あなたがいるだけで…失われた命と受け継がれた想いを受け止めて…
「自分は城原さんに養女として引き取られました。5つ上の兄がいますが、兄も養子として引き取られて来たそうです。城原さんの奥様は、子供が産めない体だったようで。跡取りとして、兄を赤ちゃんの時に養子に迎えたと聞いています。

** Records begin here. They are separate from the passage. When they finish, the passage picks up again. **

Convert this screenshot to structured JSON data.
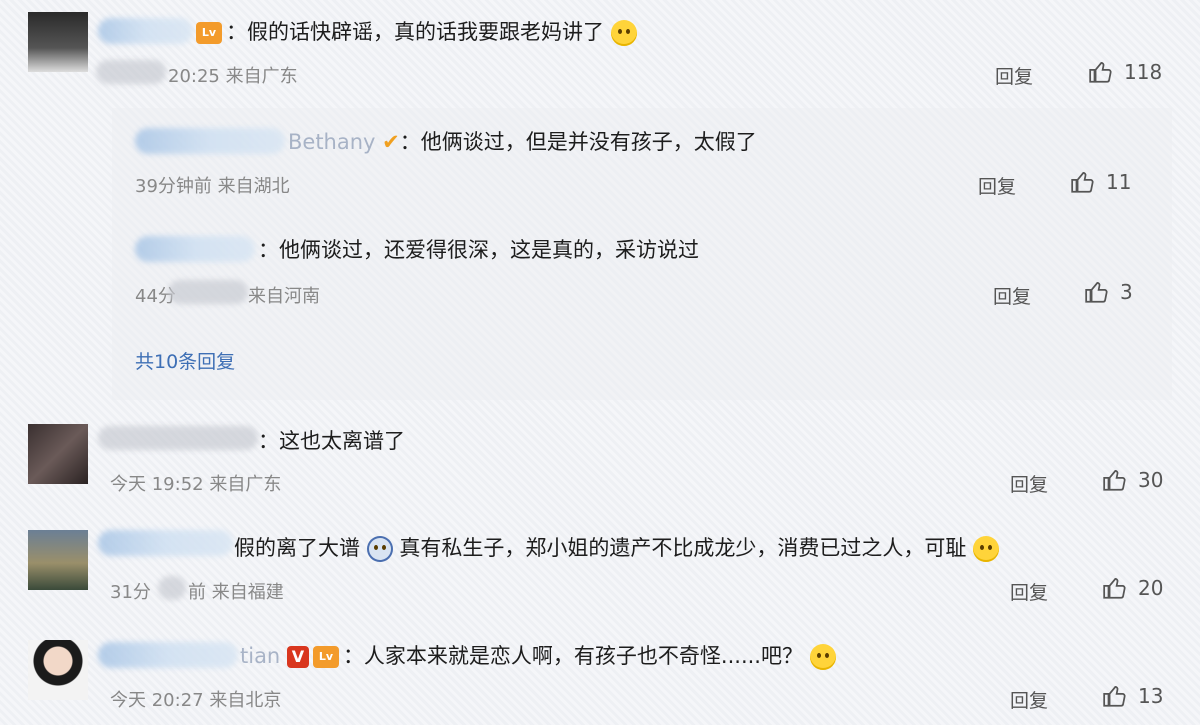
{
  "comments": [
    {
      "text": "：假的话快辟谣，真的话我要跟老妈讲了",
      "time": "20:25 来自广东",
      "reply": "回复",
      "likes": "118"
    },
    {
      "user_partial": "Bethany",
      "text": "：他俩谈过，但是并没有孩子，太假了",
      "time": "39分钟前 来自湖北",
      "reply": "回复",
      "likes": "11"
    },
    {
      "text": "：他俩谈过，还爱得很深，这是真的，采访说过",
      "time": "44分",
      "time_suffix": "来自河南",
      "reply": "回复",
      "likes": "3"
    },
    {
      "text": "：这也太离谱了",
      "time": "今天 19:52 来自广东",
      "reply": "回复",
      "likes": "30"
    },
    {
      "text_a": "假的离了大谱",
      "text_b": "真有私生子，郑小姐的遗产不比成龙少，消费已过之人，可耻",
      "time": "31分",
      "time_suffix": "前 来自福建",
      "reply": "回复",
      "likes": "20"
    },
    {
      "user_partial": "tian",
      "text": "：人家本来就是恋人啊，有孩子也不奇怪......吧？",
      "time": "今天 20:27 来自北京",
      "reply": "回复",
      "likes": "13"
    }
  ],
  "more_replies": "共10条回复"
}
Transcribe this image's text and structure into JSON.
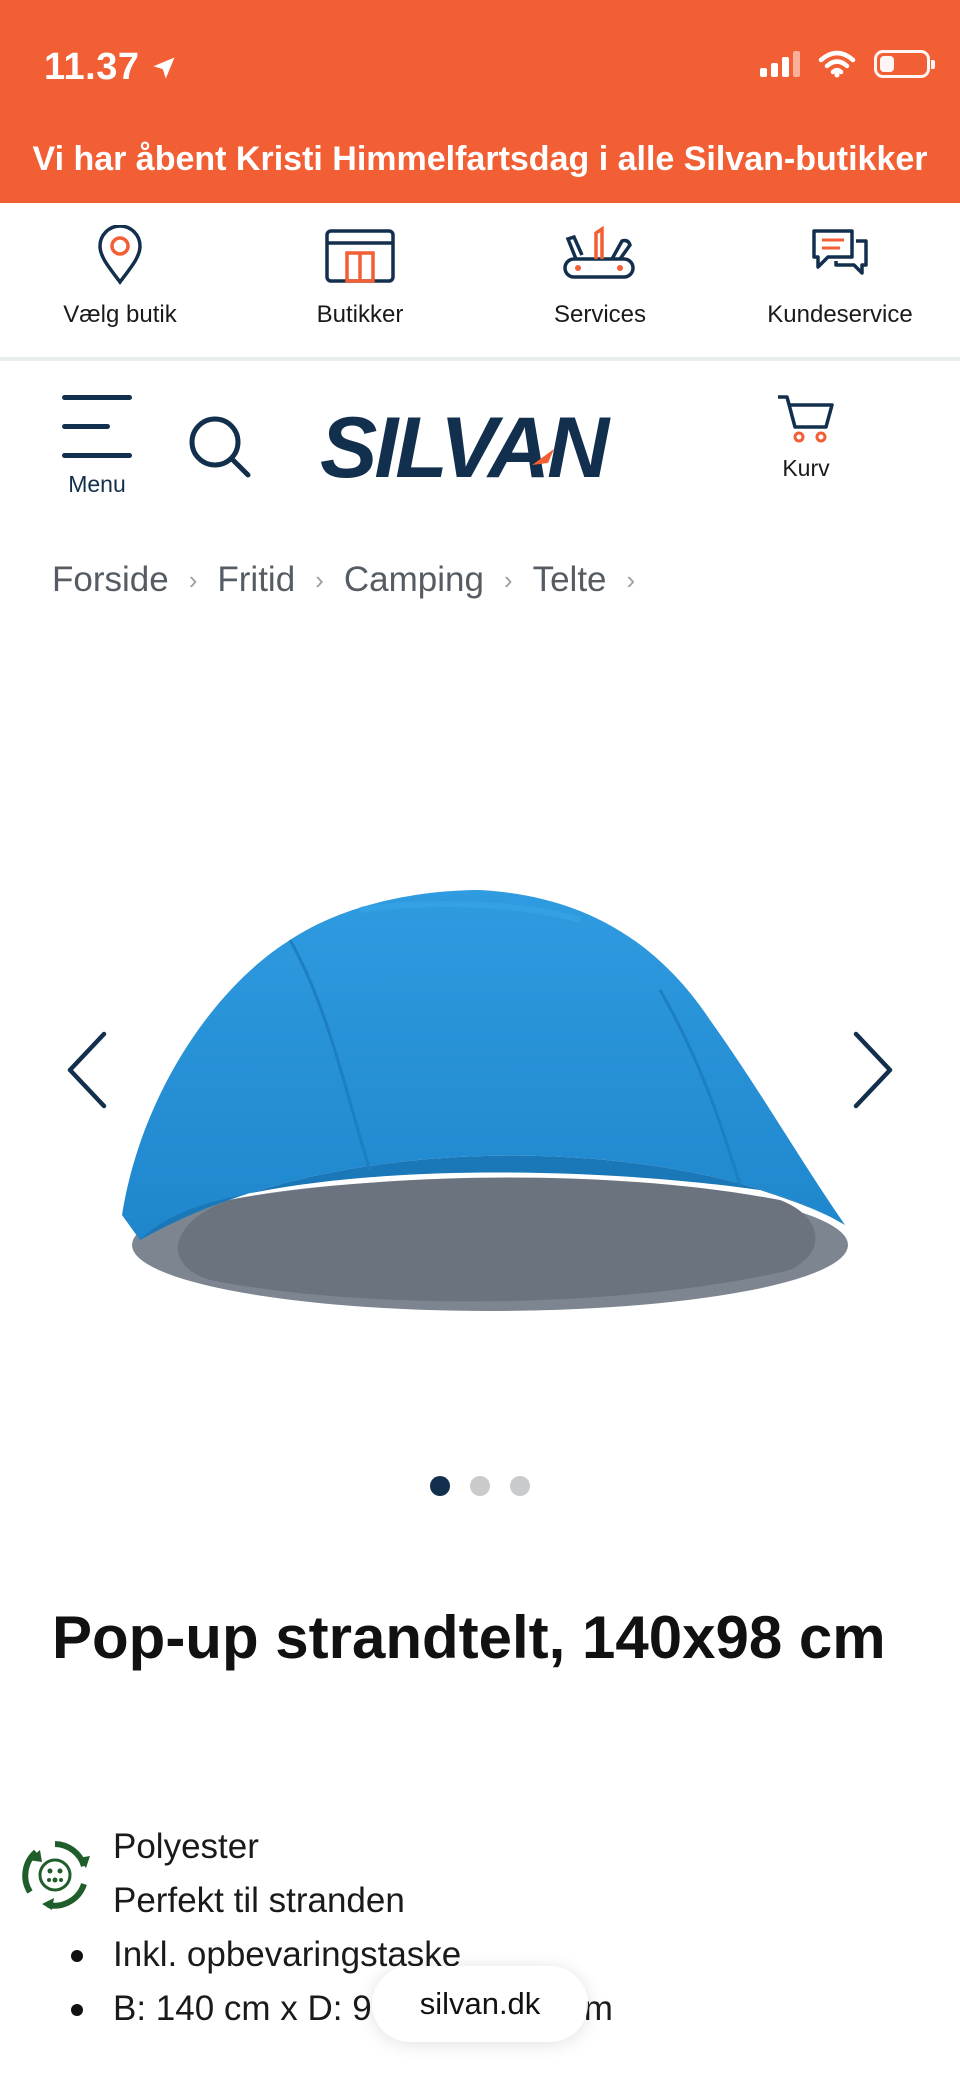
{
  "status_bar": {
    "time": "11.37"
  },
  "promo_banner": "Vi har åbent Kristi Himmelfartsdag i alle Silvan-butikker",
  "utility_nav": [
    {
      "label": "Vælg butik",
      "icon": "location-pin-icon"
    },
    {
      "label": "Butikker",
      "icon": "store-icon"
    },
    {
      "label": "Services",
      "icon": "tools-icon"
    },
    {
      "label": "Kundeservice",
      "icon": "chat-icon"
    }
  ],
  "header": {
    "menu_label": "Menu",
    "logo_text": "SILVAN",
    "cart_label": "Kurv"
  },
  "breadcrumb": [
    "Forside",
    "Fritid",
    "Camping",
    "Telte"
  ],
  "gallery": {
    "image_count": 3,
    "active_index": 0
  },
  "product": {
    "title": "Pop-up strandtelt, 140x98 cm",
    "features": [
      "Polyester",
      "Perfekt til stranden"
    ],
    "bullets": [
      "Inkl. opbevaringstaske",
      "B: 140 cm x D: 9"
    ],
    "bullet_tail": "m"
  },
  "url_bar": {
    "domain": "silvan.dk"
  },
  "colors": {
    "brand_orange": "#f25f35",
    "brand_navy": "#12304d",
    "accent_green": "#1f5e2a"
  }
}
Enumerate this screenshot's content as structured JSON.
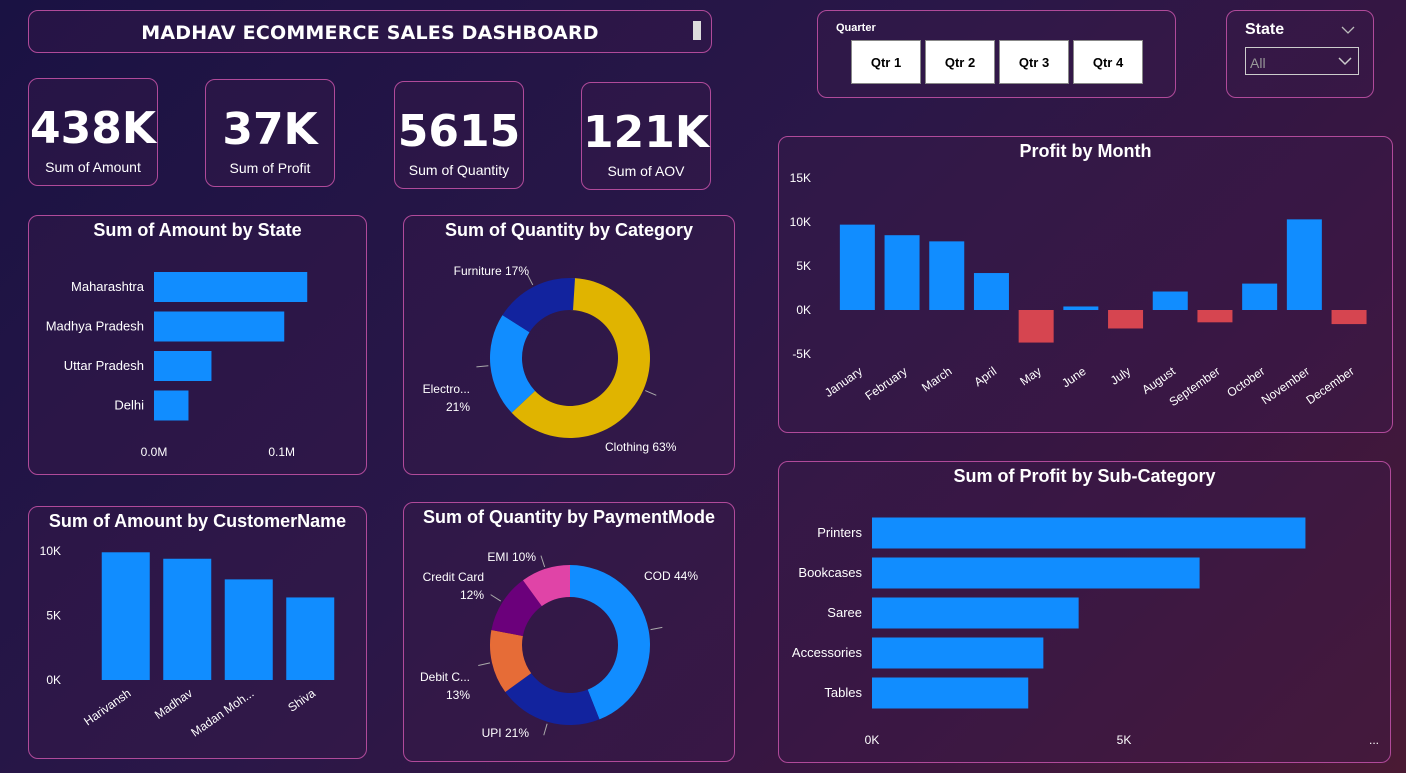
{
  "header": {
    "title": "MADHAV ECOMMERCE SALES DASHBOARD"
  },
  "kpis": [
    {
      "value": "438K",
      "label": "Sum of Amount"
    },
    {
      "value": "37K",
      "label": "Sum of Profit"
    },
    {
      "value": "5615",
      "label": "Sum of Quantity"
    },
    {
      "value": "121K",
      "label": "Sum of AOV"
    }
  ],
  "quarter_slicer": {
    "label": "Quarter",
    "options": [
      "Qtr 1",
      "Qtr 2",
      "Qtr 3",
      "Qtr 4"
    ]
  },
  "state_slicer": {
    "label": "State",
    "selected": "All"
  },
  "colors": {
    "blue": "#118dff",
    "red": "#d64550",
    "yellow": "#e0b400",
    "navy": "#12239e",
    "orange": "#e66c37",
    "purple": "#6b007b",
    "pink": "#e044a7",
    "border": "#b04a9a"
  },
  "chart_data": [
    {
      "id": "amount_by_state",
      "type": "bar",
      "orientation": "horizontal",
      "title": "Sum of Amount by State",
      "categories": [
        "Maharashtra",
        "Madhya Pradesh",
        "Uttar Pradesh",
        "Delhi"
      ],
      "values": [
        0.12,
        0.102,
        0.045,
        0.027
      ],
      "ticks": [
        "0.0M",
        "0.1M"
      ],
      "xlim": [
        0,
        0.13
      ],
      "unit": "M"
    },
    {
      "id": "quantity_by_category",
      "type": "pie",
      "donut": true,
      "title": "Sum of Quantity by Category",
      "slices": [
        {
          "name": "Clothing",
          "label": "Clothing 63%",
          "percent": 63,
          "color": "#e0b400"
        },
        {
          "name": "Electronics",
          "label_line1": "Electro...",
          "label_line2": "21%",
          "percent": 21,
          "color": "#118dff"
        },
        {
          "name": "Furniture",
          "label": "Furniture 17%",
          "percent": 17,
          "color": "#12239e"
        }
      ]
    },
    {
      "id": "profit_by_month",
      "type": "bar",
      "title": "Profit by Month",
      "categories": [
        "January",
        "February",
        "March",
        "April",
        "May",
        "June",
        "July",
        "August",
        "September",
        "October",
        "November",
        "December"
      ],
      "values": [
        9700,
        8500,
        7800,
        4200,
        -3700,
        400,
        -2100,
        2100,
        -1400,
        3000,
        10300,
        -1600
      ],
      "yticks": [
        "15K",
        "10K",
        "5K",
        "0K",
        "-5K"
      ],
      "ytick_values": [
        15000,
        10000,
        5000,
        0,
        -5000
      ],
      "ylim": [
        -5000,
        15000
      ]
    },
    {
      "id": "amount_by_customer",
      "type": "bar",
      "title": "Sum of Amount by CustomerName",
      "categories": [
        "Harivansh",
        "Madhav",
        "Madan Moh...",
        "Shiva"
      ],
      "values": [
        9900,
        9400,
        7800,
        6400
      ],
      "yticks": [
        "10K",
        "5K",
        "0K"
      ],
      "ytick_values": [
        10000,
        5000,
        0
      ],
      "ylim": [
        0,
        10000
      ]
    },
    {
      "id": "quantity_by_payment",
      "type": "pie",
      "donut": true,
      "title": "Sum of Quantity by PaymentMode",
      "slices": [
        {
          "name": "COD",
          "label": "COD 44%",
          "percent": 44,
          "color": "#118dff"
        },
        {
          "name": "UPI",
          "label": "UPI 21%",
          "percent": 21,
          "color": "#12239e"
        },
        {
          "name": "Debit Card",
          "label_line1": "Debit C...",
          "label_line2": "13%",
          "percent": 13,
          "color": "#e66c37"
        },
        {
          "name": "Credit Card",
          "label_line1": "Credit Card",
          "label_line2": "12%",
          "percent": 12,
          "color": "#6b007b"
        },
        {
          "name": "EMI",
          "label": "EMI 10%",
          "percent": 10,
          "color": "#e044a7"
        }
      ]
    },
    {
      "id": "profit_by_subcategory",
      "type": "bar",
      "orientation": "horizontal",
      "title": "Sum of Profit by Sub-Category",
      "categories": [
        "Printers",
        "Bookcases",
        "Saree",
        "Accessories",
        "Tables"
      ],
      "values": [
        8600,
        6500,
        4100,
        3400,
        3100
      ],
      "ticks": [
        "0K",
        "5K"
      ],
      "xlim": [
        0,
        10000
      ],
      "more": "..."
    }
  ]
}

自分は…小学生の時に母は病気で亡くなりました。そして父は、中学の時に事故で亡くなりました。5つ上の姉も、父より少し前に転落死していて、身寄りがなく。父と元同僚だった城原さんが、養女として引き取てくれたのです」
「そうだったのか…」
アフターの珈琲を飲みながら、奏弥は少し悲しげな目をしていた。
「本当なら、成人したと同時に城原さんの元から去って行くつもりだったのですが。家を出るために、寮つきの就職先を探したのですが。城原さんが猛反対して、家から離れる事を許してくれなかったのです。他人の自分を育ててくれている事に、ずっと申し訳ない気持ちでいっぱいでした」
「申し訳ないなんて、そんなふうに思う事はないと思うよ。未だに大切にされていると言う事は、とても愛されているからだと思うよ」
「城原さんは、きっと罪悪感から自分の事を養女にしたんだと思います…」
メガネの奥でヒカルの目が辛そうに揺れた。
そんなヒカルを見ると、奏弥は胸がズキンと痛んだ。
(私に万が一何かあった時は、娘の事を頼んでもいいか? )
奏弥は昔からの親友の言葉を思いだした。
それは今から10年ほど前。
奏弥が弁護士時代から親友である神原颯太という男性。
この男性は、奏弥とは真逆の仕事を選び検察官になった。
検察官は被告人を起訴する側で、時折り逆恨みされる事もある事から颯太はいつも奏弥に、自分に何かあった時には残された娘の事をお願いしたいと言っていた。
颯太は早くに妻を亡くし男一人で子育てをしていた。
両親も早くに亡くなっていて頼れる親族が誰もいない事から、自分がいなくなると子供が孤独になってしまう事を心配していた
(心配しなくていいよ、いつでも受け入れるから。我が家にも娘がいるから、大丈夫だよ)
そんな話をしていた時だった。
颯太は仕事の帰り道で刺殺された。
犯人は当時未成年の女子高生だった。
刺した動機は「邪魔だった」とだけ言っていた。
一思いに心臓部を刺され、颯太は死亡した。
颯太が死亡したことを知り、奏弥は金原家に言って残された娘を引き取るつもりだったが、既に他の人の所に養女に行ってしまったと聞かされたのだ。